Kids jokes, do you have any?!


Question: I need very clean jokes like:
what do you call Batman and Robin after they get ran over by a steam roller?
Flatman and Ribbon!
thanks everyone!!


Answers: I need very clean jokes like:
what do you call Batman and Robin after they get ran over by a steam roller?
Flatman and Ribbon!
thanks everyone!!

A first grade teacher shared a number of well known proverbs with her pupils, asking them to complete the sentence. Their answers were surprisingly insightful:
As you shall make your bed so shall you... mess it up.
Better to be safe than... punch a 5th grader.
Strike while the... bug is close.
It's always darkest before... daylight savings time.
Never underestimate the power of... termites.
Don't bite the hand that... looks dirty.
A miss is as good as a... Mister.
You can't teach an old dog new... math.
An idle mind is... the best way to relax.
Where there's smoke, there's... pollution.
Happy the bride who... gets all the presents!
A penny saved is... not much.
Laugh and the whole world laughs with you, cry and... you have to blow your nose.
If at first you don't succeed... get new batteries.
You get out of something what you... see pictured on the box.
When the blind leadeth the blind... get out of the way."

Q. Why did the man put his money in the freezer?
A. He wanted cold hard cash!


Q. What did the porcupine say to the cactus?
A. "Is that you mommy?"


Q. What do you get when you cross a snowman with a vampire?
A. Frostbite.


Q. How do crazy people go through the forest?
A. They take the psycho path.


Q. What do prisoners use to call each other?
A. Cell phones.


Q. What do you get from a pampered cow?
A. Spoiled milk.


Q. Where do polar bears vote?
A. The North Poll


Q. What did Geronimo say when he jumped out of the airplane?
A. ME!!!


Q. Where do snowmen keep their money?
A. In snow banks.


Q. What's brown and sticky?
A. A stick.


Q. Why do sea-gulls fly over the sea?
A. Because if they flew over the bay they would be bagels!

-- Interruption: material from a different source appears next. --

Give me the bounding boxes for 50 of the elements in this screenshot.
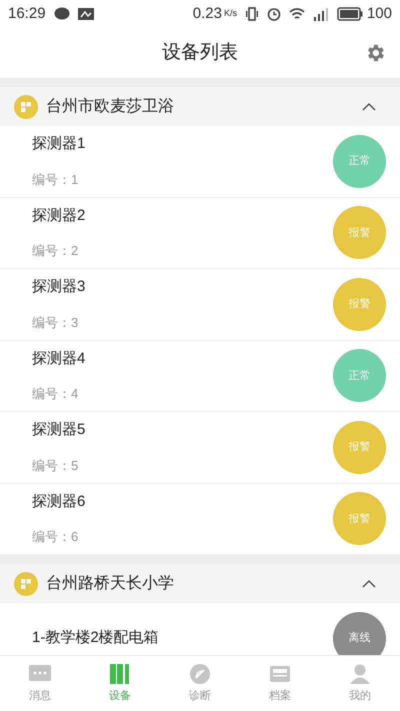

Q. What dog keeps the best time?
A. A watch dog.


Q. Why did the tomato turn red?
A. It saw the salad dressing!


Q. What did the grape do when it got stepped on?
A. It let out a little wine!


Q. How do you make a tissue dance?
A. Put a little boogey in it!


Q. Where do bees go to the bathroom?
A. At the BP station!


Q. What did the judge say when the skunk walked in the court room?
A. Odor in the court.


Q. What did the water say to the boat?
A. Nothing, it just waved.


Q. What did the fish say when he swam into the wall?
A. Dam!

Q. Why don't skeletons fight each other?
A. They don't have the guts.

Q). Whats brown and sticky?

A). A stick.

Where did the snowman put his manoey?

in the snowbank!

go to yahoo kids to find more.

Jacksw you bastard you stole that from me!

Sorry I don't

Here are some:-
Two men were walking home after a party and decided to take a shortcut through the cemetery just for laughs.

Right in the middle of the cemetery they were startled by a tap-tap-tapping noise coming from the misty shadows. Trembling with fear, they found an old man with a hammer and chisel, chipping away at one of the headstones.

"Holy cow, Mister," one of them said after catching his breath, "You scared us half to death, we thought you were a ghost! What are you doing working here so late at night?"

"Those fools!" the old man grumbled. "They misspelled my name!"







Why One Should Never Visit a Five Star Hotel...

Question: What would you like to have... Fruit juice, Soda, Tea, Chocolate, Milo, or Coffee?
Answer: Tea please.

Question: Ceylon tea, Herbal tea, Bush tea, Honey bush tea, Ice tea or green tea?
Answer: Ceylon tea.

Question: How would you like it? Black or white?
Answer: White

Question: Milk, Whitener, or Condensed milk?
Answer: With milk.

Question: Goat milk, Camel milk or cow milk
Answer: With cow milk please.

Question: Milk from Freeze land cow or Afrikaner cow?
Answer: Um, I'll take it black.

Question: Would you like it with sweetener, sugar or honey?
Answer: With sugar.

Question: Beet sugar or cane sugar?
Answer: Cane sugar.

Question: White, brown or yellow sugar?
Answer: Forget about tea just give me a glass of water instead.

Question: Mineral water or still water?
Answer: Mineral water.

Question: Flavored or non-flavored?
Answer: I'll rather die of thirst.

I dont understand why kids jokes are so lame and stupid but kids are actually funny.